We are to worship God and represent Christ all the time in all things. That is, everything in life is to be an act of worship to God. It is a million miles from the religion of ‘keep Sunday holy and do what you like the rest of the week’. The Christian is to please God in everything, by doing it as if for God. That includes sport.

This thought is well encapsulated in the scene from the film Chariots of Fire, when Eric Liddell’s thoughts as he runs are, ‘God made me for a purpose, but he also made me fast and when I run, I feel his pleasure.’ More and more Christians have come to see sport, played with the right attitude, as something that can bring pleasure to God.
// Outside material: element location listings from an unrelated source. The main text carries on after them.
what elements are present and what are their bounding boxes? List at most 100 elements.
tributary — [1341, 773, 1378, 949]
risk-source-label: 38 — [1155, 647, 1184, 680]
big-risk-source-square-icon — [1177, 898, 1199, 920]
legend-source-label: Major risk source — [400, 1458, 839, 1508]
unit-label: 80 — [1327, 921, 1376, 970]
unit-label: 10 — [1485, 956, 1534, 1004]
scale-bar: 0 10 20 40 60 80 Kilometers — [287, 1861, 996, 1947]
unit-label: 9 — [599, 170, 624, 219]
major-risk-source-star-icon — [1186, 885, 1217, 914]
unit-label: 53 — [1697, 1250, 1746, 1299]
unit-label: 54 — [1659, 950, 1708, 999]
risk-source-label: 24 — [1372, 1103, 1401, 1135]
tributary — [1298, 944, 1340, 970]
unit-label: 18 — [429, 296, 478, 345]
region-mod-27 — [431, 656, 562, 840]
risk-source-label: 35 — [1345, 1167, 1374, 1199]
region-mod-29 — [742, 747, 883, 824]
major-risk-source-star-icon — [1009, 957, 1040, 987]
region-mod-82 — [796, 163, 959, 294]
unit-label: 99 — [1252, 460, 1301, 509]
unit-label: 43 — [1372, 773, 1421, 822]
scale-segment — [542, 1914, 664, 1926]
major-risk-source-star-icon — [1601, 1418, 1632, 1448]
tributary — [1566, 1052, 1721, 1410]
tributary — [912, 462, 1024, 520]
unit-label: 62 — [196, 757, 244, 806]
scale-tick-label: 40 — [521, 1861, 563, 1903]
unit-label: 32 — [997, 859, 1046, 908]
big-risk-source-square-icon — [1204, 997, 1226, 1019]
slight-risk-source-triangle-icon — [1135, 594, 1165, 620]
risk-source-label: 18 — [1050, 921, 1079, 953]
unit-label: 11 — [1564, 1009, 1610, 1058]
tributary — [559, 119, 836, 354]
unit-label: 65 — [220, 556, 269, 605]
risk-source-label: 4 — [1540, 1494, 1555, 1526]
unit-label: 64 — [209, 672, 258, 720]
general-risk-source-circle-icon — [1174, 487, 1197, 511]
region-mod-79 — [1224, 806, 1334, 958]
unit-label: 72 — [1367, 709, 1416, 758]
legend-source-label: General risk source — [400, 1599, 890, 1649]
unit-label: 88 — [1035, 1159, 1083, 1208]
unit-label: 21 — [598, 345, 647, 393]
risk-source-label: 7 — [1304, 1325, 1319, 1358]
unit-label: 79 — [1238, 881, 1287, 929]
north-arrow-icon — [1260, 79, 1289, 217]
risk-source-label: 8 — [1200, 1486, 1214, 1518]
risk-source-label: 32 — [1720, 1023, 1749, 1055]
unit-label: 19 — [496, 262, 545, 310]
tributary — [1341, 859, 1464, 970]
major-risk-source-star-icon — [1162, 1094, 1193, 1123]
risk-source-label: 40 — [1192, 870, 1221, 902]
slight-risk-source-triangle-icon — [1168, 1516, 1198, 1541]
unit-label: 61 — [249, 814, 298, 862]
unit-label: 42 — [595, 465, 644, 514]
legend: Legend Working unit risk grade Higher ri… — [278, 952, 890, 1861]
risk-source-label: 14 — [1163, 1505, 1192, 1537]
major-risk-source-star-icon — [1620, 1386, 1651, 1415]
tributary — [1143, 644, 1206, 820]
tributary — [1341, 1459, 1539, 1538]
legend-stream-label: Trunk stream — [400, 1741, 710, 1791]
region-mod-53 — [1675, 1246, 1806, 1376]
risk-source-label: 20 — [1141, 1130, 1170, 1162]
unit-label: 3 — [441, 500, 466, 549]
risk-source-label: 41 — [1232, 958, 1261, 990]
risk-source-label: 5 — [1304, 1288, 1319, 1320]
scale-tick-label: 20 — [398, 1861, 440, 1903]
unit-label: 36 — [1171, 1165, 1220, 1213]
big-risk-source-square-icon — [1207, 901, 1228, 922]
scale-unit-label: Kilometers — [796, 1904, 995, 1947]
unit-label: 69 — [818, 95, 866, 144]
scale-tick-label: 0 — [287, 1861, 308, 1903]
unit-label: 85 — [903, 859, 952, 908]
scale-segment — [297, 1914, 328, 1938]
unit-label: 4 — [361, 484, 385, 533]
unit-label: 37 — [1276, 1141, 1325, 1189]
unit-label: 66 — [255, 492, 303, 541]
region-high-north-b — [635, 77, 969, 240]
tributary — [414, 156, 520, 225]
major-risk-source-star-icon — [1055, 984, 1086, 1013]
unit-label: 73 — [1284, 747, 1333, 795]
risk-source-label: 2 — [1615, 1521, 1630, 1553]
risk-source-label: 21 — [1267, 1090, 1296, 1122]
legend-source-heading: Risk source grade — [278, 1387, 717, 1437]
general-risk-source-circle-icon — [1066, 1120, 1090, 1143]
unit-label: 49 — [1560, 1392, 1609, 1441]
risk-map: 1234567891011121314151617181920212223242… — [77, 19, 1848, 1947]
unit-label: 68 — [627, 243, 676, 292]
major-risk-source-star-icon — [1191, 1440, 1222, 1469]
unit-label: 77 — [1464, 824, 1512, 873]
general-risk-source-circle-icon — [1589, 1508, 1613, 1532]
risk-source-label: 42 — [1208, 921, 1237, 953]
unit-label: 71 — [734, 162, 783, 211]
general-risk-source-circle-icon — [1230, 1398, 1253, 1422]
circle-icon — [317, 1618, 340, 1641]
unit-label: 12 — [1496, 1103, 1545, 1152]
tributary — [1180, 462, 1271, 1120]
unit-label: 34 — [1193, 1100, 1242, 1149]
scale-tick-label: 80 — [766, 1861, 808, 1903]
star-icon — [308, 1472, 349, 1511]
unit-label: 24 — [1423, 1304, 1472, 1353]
Those twenty words from Chariots of Fire are very familiar but how many people know how the quotation continues? The full quotation is, ‘I believe God made me for a purpose —for China—but when I run I feel his pleasure and to give it up would be to hold him in contempt. To win is to honour him.’ In the second sentence, the idea is that not to use the talent he has been given would be to dishonour God.

This may seem a convenient way of justifying playing sport all day long—as an opportunity to worship God! Of course, there must be moderation and balance in all things.

Again Peter Pollock, former South African cricketer, has a useful insight on this issue: ‘How you handle fame, success and failure and your perspective on life, is what glorifies God, not the trophies and prizes and acclamation’ (‘The myth of success’).

According to the Westminster Confession, we were created to glorify God. Is there any reason why that should not be on the sports field just as much as in a church?